L’avis d’Histoire pour tous sur Borgia et The Borgias
Quel est le bilan de la confrontation entre ces deux séries consacrées au même sujet ? The Borgias a pour elle le budget, c’est flagrant : l’image et les décors sont somptueux, et certaines scènes bénéficient d’une mise en scène à la hauteur, surtout dans les premiers épisodes. Mais ça manque finalement de souffle, exceptées les grandes cérémonies (et encore). Même les quelques batailles sont mollassonnes, malgré quelques effets gore bienvenus. Le sexe n’est pas trop présent, à l’exception des épisodes six et sept, où les scènes s’enchainent sans aucun intérêt, pour deux épisodes presqu’inutiles…Le grosse déception de The Borgias, ce sont les personnages (même si pour la plupart ils sont assez bien interprétés) : ils semblent bâclés et incohérents, au-delà même du non-respect des personnages historiques. L’Histoire est de toute façon plus qu’accessoire, tout comme l’histoire d’ailleurs. Car l’échec principal du show créé par Neil Jordan est sans hésitation l’intrigue : mal construite, sans queue ni tête, tournant en rond, avec de grosses chutes de rythme, elle provoque le plus souvent l’ennui…
La série de Fontana est bien mieux charpentée, tout comme les personnages, même si tout est loin d’être parfait. Mention spéciale tout de même à Rodrigo Borgia et Julia Farnèse (et à leurs interprètes). Cesare est bien moins convaincant…La réalisation en revanche, sans être médiocre, est un peu cheap comparée à celle de The Borgias, et pas seulement parce que la sobriété est plus respectée que dans la série de Showtime. Seuls les deux derniers épisodes sont plus soignés, tentant de faire un peu Parrain…La violence et le sexe sont quant à eux bien plus crus que dans The Borgias (à l’exception chez Jordan des dégâts occasionnés par les canons français, tripes à l’air).
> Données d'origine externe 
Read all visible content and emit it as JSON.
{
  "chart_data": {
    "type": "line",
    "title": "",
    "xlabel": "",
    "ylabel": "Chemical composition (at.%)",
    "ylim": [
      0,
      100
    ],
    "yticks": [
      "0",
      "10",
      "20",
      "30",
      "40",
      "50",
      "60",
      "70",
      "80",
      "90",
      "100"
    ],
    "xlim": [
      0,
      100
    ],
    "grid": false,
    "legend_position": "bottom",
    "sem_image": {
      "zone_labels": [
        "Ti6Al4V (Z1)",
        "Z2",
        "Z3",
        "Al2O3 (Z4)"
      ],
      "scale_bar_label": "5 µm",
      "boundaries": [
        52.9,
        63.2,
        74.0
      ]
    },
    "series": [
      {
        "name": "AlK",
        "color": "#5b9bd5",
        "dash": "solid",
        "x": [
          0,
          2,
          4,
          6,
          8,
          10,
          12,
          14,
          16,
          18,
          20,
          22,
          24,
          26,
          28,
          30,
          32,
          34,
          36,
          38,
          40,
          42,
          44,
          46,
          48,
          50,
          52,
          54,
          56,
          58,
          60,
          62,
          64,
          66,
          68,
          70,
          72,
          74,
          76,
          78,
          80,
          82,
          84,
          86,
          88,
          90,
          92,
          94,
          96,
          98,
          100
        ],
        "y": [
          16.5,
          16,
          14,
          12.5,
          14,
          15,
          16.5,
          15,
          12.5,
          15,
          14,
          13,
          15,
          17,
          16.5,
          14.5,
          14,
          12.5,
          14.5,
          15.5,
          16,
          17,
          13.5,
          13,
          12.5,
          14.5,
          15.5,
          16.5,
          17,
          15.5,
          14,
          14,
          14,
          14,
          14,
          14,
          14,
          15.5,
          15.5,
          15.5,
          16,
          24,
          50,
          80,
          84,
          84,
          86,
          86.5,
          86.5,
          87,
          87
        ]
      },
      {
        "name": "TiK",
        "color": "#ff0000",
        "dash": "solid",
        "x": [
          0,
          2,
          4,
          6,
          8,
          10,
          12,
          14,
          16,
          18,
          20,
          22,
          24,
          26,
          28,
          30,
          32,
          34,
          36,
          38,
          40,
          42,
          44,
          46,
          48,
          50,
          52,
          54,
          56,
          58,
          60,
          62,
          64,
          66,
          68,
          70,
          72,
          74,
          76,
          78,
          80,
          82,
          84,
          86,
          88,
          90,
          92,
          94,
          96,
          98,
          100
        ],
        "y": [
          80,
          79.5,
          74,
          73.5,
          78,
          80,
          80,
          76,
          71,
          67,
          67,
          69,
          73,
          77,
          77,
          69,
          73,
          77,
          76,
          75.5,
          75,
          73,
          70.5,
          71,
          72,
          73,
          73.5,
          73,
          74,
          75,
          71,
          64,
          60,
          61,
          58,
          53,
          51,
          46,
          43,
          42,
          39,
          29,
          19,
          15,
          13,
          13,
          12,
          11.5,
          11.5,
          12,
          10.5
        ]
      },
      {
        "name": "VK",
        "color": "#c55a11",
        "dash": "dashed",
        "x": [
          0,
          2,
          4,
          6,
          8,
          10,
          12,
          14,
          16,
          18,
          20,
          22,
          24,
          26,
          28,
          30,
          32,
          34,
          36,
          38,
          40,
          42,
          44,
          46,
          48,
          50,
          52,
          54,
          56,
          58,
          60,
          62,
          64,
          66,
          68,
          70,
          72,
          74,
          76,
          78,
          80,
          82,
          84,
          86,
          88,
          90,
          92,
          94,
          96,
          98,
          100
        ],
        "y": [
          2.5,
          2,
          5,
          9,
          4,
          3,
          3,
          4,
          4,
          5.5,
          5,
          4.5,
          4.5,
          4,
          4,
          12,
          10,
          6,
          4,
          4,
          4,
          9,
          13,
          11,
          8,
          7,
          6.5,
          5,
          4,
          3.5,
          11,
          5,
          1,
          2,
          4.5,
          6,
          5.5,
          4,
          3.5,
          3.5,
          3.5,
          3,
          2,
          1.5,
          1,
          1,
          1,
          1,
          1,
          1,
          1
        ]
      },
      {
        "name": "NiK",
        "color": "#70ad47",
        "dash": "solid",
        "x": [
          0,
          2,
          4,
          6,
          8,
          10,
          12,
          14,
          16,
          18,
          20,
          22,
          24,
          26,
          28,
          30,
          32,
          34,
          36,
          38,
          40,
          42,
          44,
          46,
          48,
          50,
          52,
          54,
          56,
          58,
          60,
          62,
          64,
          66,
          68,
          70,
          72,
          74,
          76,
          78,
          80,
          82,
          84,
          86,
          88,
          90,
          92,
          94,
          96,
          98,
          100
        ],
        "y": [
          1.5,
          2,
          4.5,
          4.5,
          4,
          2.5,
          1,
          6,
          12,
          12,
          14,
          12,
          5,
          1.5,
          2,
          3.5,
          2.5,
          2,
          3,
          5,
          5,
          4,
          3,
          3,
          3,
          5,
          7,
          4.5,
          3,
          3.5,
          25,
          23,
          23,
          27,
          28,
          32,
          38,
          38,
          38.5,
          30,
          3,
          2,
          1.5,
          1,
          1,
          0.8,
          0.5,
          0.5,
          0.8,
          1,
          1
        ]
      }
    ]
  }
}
Quant au respect de l’Histoire, le bilan est passable, en tout cas largement au-dessus du show de Jordan.
Le bilan est donc en faveur de la série Borgia, de Tom Fontana. Sans être exceptionnelle (on est très loin de Rome par exemple), elle est sur la plupart des points supérieure à The Borgias, qui ressemble le plus souvent aux mauvais épisodes des Tudors…
- Borgia, série créée par Tom Fontana. Disponible sur Canal + Séries et en Dvd et Blu-Ray.
- The Borgias, série créée par Neil Jordan. Disponible sur Canal + Séries et en DVD.